- Allegiance: Bangladesh
- Branch: Bangladesh Army
- Service years: 1986-2004
- Rank: Lieutenant Colonel
- Unit: East Bengal Regiment
- Commands: CO of 24th East Bengal Regiment; GSO-1 of CTIB;
- Known for: 2004 Dhaka grenade attack
- Spouse: Lubna Ahmed
- Children: 2

= Saiful Islam Joarder =

Bangladeshi military personnel

Saiful Islam Joarder is a former Bangladeshi Army officer who later became a fugitive due to his involvement for help to escape Tajuddin, the prime suspect of 2004 Dhaka grenade attack.
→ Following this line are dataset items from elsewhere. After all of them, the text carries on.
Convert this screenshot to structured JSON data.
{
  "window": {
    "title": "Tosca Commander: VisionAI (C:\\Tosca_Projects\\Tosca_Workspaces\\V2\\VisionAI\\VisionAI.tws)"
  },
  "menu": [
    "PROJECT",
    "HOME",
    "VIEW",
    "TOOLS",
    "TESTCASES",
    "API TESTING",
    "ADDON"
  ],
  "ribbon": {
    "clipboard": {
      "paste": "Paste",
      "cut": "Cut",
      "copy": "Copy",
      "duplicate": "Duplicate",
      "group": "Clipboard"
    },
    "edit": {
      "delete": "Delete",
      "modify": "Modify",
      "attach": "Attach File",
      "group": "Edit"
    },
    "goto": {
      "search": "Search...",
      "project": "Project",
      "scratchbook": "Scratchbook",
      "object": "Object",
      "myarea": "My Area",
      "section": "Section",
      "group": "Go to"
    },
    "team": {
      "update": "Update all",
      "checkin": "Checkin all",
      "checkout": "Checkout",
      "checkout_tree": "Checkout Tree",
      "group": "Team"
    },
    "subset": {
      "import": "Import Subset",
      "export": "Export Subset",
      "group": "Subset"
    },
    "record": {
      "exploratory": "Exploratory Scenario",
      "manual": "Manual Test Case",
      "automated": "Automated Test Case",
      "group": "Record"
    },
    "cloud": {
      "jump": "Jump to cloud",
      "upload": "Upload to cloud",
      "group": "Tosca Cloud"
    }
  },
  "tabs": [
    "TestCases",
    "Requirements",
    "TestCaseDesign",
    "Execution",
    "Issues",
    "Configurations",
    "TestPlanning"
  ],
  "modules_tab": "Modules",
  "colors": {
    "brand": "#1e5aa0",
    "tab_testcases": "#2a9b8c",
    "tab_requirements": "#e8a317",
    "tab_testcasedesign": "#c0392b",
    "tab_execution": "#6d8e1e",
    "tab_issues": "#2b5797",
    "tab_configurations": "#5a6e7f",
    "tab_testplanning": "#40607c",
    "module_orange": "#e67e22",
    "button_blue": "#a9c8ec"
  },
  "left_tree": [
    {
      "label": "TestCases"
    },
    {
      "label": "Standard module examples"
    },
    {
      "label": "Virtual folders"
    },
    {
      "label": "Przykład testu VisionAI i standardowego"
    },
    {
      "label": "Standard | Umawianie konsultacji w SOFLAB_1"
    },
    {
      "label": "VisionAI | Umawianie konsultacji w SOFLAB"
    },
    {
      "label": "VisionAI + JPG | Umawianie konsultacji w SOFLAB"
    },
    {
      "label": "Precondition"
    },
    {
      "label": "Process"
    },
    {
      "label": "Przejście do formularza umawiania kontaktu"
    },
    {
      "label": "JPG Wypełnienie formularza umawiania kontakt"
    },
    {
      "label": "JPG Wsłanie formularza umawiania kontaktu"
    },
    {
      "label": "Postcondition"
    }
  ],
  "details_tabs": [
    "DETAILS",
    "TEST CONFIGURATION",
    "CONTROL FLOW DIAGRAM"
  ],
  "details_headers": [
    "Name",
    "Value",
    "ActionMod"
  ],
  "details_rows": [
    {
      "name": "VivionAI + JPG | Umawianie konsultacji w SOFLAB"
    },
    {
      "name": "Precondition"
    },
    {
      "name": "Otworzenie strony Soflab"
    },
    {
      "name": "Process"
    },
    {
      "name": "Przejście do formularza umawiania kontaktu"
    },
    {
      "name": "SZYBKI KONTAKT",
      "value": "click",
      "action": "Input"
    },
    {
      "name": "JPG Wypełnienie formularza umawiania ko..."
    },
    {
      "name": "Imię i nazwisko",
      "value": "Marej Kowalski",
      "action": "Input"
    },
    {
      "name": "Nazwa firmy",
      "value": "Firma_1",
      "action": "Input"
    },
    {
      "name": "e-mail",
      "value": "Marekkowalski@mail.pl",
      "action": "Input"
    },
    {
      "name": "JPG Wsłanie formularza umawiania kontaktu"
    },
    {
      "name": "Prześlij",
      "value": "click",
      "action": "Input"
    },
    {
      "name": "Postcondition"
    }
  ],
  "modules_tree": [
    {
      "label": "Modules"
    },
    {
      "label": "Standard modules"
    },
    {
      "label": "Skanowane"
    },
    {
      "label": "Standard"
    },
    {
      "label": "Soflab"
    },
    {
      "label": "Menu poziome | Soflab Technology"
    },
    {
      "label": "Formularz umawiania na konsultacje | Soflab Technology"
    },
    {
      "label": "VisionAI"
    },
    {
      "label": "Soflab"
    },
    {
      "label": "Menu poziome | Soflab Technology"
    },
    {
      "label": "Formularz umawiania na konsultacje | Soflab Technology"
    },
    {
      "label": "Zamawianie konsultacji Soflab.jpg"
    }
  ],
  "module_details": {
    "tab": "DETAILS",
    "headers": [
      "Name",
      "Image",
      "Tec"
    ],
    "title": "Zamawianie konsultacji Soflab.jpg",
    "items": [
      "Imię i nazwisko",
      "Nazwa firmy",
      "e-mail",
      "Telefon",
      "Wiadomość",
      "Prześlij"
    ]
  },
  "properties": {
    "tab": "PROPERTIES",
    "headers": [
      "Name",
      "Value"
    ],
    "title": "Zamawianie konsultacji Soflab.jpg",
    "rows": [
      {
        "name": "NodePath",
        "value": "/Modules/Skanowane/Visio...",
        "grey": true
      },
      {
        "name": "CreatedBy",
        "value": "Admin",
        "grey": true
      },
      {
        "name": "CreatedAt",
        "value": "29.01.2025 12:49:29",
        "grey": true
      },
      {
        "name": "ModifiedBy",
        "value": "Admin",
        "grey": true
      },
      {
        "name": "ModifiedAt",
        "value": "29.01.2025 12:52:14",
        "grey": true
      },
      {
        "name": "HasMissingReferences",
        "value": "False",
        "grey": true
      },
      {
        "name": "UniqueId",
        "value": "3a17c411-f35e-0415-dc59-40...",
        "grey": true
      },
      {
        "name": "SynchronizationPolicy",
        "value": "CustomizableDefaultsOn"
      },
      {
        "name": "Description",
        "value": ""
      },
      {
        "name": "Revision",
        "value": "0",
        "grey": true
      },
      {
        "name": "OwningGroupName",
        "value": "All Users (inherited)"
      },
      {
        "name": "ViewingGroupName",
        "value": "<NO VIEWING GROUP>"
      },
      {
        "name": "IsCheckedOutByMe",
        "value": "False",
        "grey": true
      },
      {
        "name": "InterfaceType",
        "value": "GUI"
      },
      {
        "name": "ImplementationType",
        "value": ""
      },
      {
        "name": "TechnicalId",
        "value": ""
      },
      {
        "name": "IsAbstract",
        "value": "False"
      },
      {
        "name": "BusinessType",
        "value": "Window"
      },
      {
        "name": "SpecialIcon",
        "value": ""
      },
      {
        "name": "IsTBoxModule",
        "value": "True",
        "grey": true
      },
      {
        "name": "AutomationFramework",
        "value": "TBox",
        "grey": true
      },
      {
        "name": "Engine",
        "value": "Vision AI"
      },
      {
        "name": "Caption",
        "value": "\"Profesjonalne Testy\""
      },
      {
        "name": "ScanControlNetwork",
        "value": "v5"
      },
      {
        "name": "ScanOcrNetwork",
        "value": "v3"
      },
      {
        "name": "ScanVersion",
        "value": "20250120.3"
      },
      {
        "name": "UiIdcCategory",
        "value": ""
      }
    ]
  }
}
He is believed to be in Bangladesh.

==Career==
Joarder was a lieutenant colonel who worked in Directorate General of Forces Intelligence, military intelligence of Bangladesh. After the 2004 Dhaka grenade attack, he helped one of the key suspects flee to Pakistan from Bangladesh. His brother in law, Saiful Islam Duke, is one of the accused in 2004 Dhaka grenade attack. Duke is the nephew of former Prime Minister Khaleda Zia.

He was involved in the November 2009 grenade attack on Fazle Noor Taposh, member of parliament and relative of Prime Minister Sheikh Hasina. He went on the run after the grenade attack.